The enemy in this context is those who resist God, who disobey his laws, who ignore him. So if you translate that down into our situation, your enemy is anybody who resists you, who contradicts you, who crosses you, who antagonizes you, who makes life hard for you. Which means that the command “love your enemy” has an application to rebellious children, ill-tempered and insensitive and non-listening husbands, neighbors who complain about your dandelions. You may not call them enemies, and they don’t call themselves enemies, but that’s the kind of illustration we’ve got here. Most people don’t think of themselves as enemies of God, and yet God uses them as illustrations of how he graces people who are not whole toward him.

Passerby Enemies

A third illustration of what enemies means comes in Matthew 5:46–47: “For if you love those who love you, what reward do you have? Do not even the tax collectors do the same?
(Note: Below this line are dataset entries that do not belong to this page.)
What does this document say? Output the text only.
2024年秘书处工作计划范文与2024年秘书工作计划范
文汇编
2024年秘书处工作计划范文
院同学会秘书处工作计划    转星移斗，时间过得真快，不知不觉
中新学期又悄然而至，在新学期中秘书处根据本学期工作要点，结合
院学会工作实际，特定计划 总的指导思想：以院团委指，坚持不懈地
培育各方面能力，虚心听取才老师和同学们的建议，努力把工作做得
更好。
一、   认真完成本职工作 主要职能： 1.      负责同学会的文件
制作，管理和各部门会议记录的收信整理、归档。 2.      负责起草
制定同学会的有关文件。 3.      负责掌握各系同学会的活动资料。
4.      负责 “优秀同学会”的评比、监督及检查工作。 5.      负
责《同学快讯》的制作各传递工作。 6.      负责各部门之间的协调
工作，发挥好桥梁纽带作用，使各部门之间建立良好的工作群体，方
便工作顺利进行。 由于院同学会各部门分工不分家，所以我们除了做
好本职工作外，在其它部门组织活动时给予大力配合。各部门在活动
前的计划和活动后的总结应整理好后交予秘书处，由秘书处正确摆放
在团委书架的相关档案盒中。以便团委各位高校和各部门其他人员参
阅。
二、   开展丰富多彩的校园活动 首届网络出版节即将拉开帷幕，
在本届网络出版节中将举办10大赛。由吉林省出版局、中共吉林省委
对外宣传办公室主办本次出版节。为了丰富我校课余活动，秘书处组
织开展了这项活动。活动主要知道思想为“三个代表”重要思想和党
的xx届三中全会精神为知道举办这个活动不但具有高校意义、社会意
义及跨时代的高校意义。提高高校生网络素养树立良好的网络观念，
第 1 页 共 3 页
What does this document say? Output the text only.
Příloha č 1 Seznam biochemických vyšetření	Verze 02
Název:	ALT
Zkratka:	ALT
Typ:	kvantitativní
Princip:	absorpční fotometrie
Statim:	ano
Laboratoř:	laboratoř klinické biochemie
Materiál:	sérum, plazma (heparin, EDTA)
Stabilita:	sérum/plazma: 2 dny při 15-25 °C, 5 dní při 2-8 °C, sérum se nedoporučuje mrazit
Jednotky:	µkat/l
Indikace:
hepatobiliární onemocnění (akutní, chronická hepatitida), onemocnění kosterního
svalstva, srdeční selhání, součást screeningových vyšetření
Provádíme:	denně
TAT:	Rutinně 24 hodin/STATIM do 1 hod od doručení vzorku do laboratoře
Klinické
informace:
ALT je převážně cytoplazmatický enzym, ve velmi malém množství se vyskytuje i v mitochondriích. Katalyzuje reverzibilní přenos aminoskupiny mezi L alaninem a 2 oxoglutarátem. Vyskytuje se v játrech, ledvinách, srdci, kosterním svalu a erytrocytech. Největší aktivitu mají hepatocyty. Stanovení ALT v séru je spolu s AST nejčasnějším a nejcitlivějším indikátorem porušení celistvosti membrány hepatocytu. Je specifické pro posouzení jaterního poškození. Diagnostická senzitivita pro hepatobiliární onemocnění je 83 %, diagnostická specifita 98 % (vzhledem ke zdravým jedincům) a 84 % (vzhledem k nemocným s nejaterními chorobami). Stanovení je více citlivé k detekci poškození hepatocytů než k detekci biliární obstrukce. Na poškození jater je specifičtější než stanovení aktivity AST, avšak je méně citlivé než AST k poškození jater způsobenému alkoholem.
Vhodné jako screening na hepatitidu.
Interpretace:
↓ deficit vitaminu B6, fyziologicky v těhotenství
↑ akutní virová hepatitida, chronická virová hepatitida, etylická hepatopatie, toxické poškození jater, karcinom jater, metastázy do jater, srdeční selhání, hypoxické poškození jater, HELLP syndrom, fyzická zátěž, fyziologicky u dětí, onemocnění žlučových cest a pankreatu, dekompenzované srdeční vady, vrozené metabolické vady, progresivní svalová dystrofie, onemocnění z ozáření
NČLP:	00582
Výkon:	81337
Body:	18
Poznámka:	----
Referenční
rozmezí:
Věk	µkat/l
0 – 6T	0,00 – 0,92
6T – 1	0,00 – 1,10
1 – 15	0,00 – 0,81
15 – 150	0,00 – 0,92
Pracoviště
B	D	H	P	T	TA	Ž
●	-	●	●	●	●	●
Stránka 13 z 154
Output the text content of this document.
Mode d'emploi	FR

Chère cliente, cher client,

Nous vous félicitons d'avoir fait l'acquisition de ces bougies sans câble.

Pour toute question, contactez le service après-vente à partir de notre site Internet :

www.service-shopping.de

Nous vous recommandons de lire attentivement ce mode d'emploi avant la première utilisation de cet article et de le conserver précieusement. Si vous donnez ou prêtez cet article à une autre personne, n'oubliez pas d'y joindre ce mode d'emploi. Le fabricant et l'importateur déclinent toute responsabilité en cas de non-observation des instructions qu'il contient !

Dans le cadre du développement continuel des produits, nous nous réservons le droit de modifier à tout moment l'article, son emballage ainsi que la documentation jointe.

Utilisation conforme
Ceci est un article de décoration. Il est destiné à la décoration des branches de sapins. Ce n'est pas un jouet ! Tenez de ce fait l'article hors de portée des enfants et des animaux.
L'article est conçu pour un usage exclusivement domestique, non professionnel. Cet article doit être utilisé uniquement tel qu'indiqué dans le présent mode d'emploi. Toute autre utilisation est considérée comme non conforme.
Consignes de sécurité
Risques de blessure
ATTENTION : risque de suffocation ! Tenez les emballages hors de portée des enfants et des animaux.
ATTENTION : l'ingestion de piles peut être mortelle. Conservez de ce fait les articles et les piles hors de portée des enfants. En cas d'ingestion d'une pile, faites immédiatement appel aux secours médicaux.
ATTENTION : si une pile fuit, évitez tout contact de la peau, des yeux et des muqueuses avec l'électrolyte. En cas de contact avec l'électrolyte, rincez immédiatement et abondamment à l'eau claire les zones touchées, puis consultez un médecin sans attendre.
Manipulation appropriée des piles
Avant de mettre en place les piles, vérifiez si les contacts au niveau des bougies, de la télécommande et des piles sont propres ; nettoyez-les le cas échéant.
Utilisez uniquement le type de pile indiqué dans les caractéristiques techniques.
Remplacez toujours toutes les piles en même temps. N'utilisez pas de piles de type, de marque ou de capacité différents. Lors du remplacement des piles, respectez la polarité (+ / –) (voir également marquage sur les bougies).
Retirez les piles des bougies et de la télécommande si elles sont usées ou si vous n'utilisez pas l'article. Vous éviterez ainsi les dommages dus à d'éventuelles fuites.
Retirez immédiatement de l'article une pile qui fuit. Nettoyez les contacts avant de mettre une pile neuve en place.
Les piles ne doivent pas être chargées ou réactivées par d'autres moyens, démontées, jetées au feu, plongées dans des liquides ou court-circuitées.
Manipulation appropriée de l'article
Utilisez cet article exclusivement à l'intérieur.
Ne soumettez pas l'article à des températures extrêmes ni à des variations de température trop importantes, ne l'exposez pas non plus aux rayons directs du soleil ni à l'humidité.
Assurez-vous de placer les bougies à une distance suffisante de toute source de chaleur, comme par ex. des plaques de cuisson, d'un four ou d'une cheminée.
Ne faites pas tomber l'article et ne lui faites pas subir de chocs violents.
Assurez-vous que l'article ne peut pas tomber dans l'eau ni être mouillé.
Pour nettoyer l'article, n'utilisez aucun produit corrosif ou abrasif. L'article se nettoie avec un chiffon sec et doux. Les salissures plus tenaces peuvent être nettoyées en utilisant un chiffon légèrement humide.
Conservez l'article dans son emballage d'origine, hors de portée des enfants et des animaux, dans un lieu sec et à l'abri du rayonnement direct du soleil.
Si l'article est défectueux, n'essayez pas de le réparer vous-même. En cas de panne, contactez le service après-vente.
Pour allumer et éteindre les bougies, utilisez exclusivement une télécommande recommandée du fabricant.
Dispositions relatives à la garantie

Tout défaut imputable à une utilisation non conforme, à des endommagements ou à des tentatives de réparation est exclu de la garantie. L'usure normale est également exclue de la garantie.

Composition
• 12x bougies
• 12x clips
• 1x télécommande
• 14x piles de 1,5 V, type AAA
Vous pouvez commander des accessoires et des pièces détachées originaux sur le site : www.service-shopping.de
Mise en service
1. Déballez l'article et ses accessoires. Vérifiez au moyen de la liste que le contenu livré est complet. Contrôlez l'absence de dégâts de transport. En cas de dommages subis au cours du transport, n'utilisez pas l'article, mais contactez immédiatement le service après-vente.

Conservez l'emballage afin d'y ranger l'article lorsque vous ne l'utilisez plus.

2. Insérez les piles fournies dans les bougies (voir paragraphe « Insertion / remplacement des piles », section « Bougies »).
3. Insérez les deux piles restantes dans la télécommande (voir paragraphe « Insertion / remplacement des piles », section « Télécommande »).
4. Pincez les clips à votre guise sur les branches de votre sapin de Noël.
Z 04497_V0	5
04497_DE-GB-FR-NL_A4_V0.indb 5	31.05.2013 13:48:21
And if you greet only your brothers, what more are you doing than others?” So who’s the enemy here? Why is he using this in the context of enemy love? And the answer is your enemy is somebody who doesn’t love you. “If you love only those who love you” — meaning you should also love those who don’t love you. Or “if you greet only your brothers” — meaning you should also greet those who are your non-brothers. So enemy here in this paragraph is big. It starts with persecution and it ends with people who don’t greet you. They’re not your brothers; they just kind of pass you by. He says, “If you only greet your brothers, then you don’t know enemy love.”

“If you only greet your brothers, then you don’t know enemy love.”

So I ask now, in a summary fashion, Who are the enemies — who’s this text about? This text is about anybody that crosses your path. Love them and don’t stop loving them. Even if they offend you, even if they dishonor you, even if they anger you, disappoint you, frustrate you, threaten you, or kill you, don’t stop loving them. And if you just look in the mirror for a moment, the mirror of this word here, you will feel like, “I am spring-loaded to return evil for evil.” We feel it in our families especially. People we know best can irritate us the most. And just like that we’re returning evil for evil. A harsh word gets a harsh word, a criticism gets a criticism, a complaint gets a complaint — just like that. We’re just wired to return evil for evil, which means this call is for a very profound change, isn’t it?